4. Für Jugendliche ist die Nutzung des Internet in den Alltag integriert
“Du Papa”, fragt mich vor ein paar Tagen meine 13 jährige Tochter, “wie bist du früher denn ins Internet gekommen, ohne PC?” Ein Satz der es auf den Punkt bringt. Für die junge Generation ist ein Leben ohne Ipod, Iphone, Mobiltelefon und Internet gar nicht vorstellbar. Wer sich für diese Zielgruppe interessiert, der muss im Netz auffindbar sein.
5. 70% aller Kunden kaufen aufgrund von Empfehlungen
In einer Welt mit einem ständig steigenden Informationsüberfluss ist es für den Verbraucher sehr schwierig geworden, sich zu orientieren. Eine Empfehlung von jemandem, dem man vertraut, schafft Orientierung und bietet Sicherheit bei der Kaufentscheidung. Bei den Web 2.0 Anwendungen Facebook, Xing, Twitter und Co. können Empfehlungen bzw. Referenzen abgegeben und eingesehen werden. Eine gute Möglichkeit für Kleinunternehmen, positiv auf sich aufmerksam zu machen und Empfehlungen zu erhalten.
6. Das Kaufverhalten der Verbraucher hat sich geändert
Vor 20 zwanzig Jahren war die aktive Direktansprache zumindest noch so wirkungsvoll, das man als fleissiger Verkäufer vom Verkauf leben konnte. Heute hat sich das Kaufverhalten geändert. Die Verbraucher sind aufgeklärter und haben innerhalb von Sekunden eine riesige Menge an Informationen über das Internet verfügbar. Deshalb fragen viele Käufer aktiv nach Produkten oder Dienstleistungen und suchen diese im Internet.

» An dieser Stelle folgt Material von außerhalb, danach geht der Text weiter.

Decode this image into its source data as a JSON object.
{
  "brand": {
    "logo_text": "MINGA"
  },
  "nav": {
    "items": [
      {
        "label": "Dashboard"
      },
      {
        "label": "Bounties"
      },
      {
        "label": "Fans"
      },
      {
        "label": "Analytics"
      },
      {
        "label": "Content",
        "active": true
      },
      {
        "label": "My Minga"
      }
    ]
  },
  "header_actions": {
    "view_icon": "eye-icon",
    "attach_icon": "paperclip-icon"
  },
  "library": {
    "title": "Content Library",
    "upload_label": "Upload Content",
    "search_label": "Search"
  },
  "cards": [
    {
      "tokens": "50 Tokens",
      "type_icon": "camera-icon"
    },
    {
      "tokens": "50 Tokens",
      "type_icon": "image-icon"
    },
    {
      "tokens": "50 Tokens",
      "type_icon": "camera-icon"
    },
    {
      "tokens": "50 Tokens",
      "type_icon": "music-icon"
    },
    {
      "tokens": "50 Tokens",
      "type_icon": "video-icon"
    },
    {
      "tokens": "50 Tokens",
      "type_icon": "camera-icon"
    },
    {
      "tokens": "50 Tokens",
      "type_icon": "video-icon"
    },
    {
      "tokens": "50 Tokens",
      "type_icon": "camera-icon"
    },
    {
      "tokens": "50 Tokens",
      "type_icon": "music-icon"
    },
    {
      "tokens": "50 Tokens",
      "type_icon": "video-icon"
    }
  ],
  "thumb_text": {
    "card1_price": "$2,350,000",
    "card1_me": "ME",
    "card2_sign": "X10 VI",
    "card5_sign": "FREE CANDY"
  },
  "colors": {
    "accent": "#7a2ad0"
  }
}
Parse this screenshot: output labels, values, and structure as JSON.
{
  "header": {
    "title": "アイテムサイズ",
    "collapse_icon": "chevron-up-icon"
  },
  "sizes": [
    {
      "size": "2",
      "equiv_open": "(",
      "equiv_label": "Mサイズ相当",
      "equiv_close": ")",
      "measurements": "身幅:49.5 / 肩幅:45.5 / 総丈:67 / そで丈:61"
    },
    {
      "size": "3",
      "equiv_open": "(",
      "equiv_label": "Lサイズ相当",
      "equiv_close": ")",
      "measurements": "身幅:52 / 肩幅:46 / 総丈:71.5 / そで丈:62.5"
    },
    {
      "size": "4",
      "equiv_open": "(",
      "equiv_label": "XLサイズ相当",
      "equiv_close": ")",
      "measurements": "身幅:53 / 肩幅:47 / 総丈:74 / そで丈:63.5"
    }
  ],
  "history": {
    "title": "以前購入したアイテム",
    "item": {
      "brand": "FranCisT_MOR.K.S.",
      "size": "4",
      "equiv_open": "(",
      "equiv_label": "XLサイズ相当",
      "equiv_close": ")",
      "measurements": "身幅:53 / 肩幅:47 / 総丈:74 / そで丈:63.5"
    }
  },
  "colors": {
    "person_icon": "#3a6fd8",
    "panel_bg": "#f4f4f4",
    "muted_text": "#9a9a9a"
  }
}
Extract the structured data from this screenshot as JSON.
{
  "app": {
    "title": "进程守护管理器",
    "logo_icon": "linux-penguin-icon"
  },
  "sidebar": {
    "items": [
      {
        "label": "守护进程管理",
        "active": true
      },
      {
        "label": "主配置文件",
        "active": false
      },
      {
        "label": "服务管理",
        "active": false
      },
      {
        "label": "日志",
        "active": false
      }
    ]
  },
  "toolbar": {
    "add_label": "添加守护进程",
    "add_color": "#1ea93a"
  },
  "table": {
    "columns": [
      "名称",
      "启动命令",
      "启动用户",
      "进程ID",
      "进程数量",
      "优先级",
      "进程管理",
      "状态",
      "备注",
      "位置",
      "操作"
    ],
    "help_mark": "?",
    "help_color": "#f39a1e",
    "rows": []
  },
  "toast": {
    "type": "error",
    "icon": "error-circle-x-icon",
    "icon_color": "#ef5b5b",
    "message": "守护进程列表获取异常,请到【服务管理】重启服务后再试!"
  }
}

7. CMS Systeme ermöglichen Änderung von Onlineinhalten ohne Programmierkenntnisse
Die erste Generation von Webseiten ist mittlerweile den Contentmanagement-Systemen gewichen. Waren früher noch Programmierkenntnisse notwendig, um den eigenen Webauftritt zu verändern, so genügt es heute, wenn man mit einem Textverarbeitungsprogramm umgehen kann. Die Bedienung ist sehr einfach geworden. Die Unternehmen können jederzeit Änderungen vornehmen und die Webseite laufend aktualisieren.
8. Steigende Verlinkung ermöglicht bessere Platzierung
Wenn ein Unternehmen bei den wichtigsten Suchwörtern (Keywords) nicht auf der ersten Seite bei Google platziert ist, existiert es im Internet praktisch nicht.
Die Seiten von Web 2.0 Anwendungen (Facebook, Xing) werden von Google sehr gut indiziert. Ihre Anzahl der links auf Ihre Seite steigt und damit auch Ihre Platzierung bei Google.
9. Prinzip der Kräftekonzetration
Weniger ist manchmal mehr und im Alltag umsetzbar. Konzentrieren Sie sich auf maximal 2 (zwei!) Web 2.0 Anwendungen. Sonst droht Gefahr sich im operativen Tagesgeschäft zu verzetteln. Ich empfehle definitv Facebook und Xing wenn Du Geschäftsleute als Gäste suchst.
10. Es gibt nichts Gutes…
ausser man tut es. Fangen Sie noch heute damit an und erarbeiten Sie sich systematisch einen Status als erfolgreicher Gastronom über das Internet.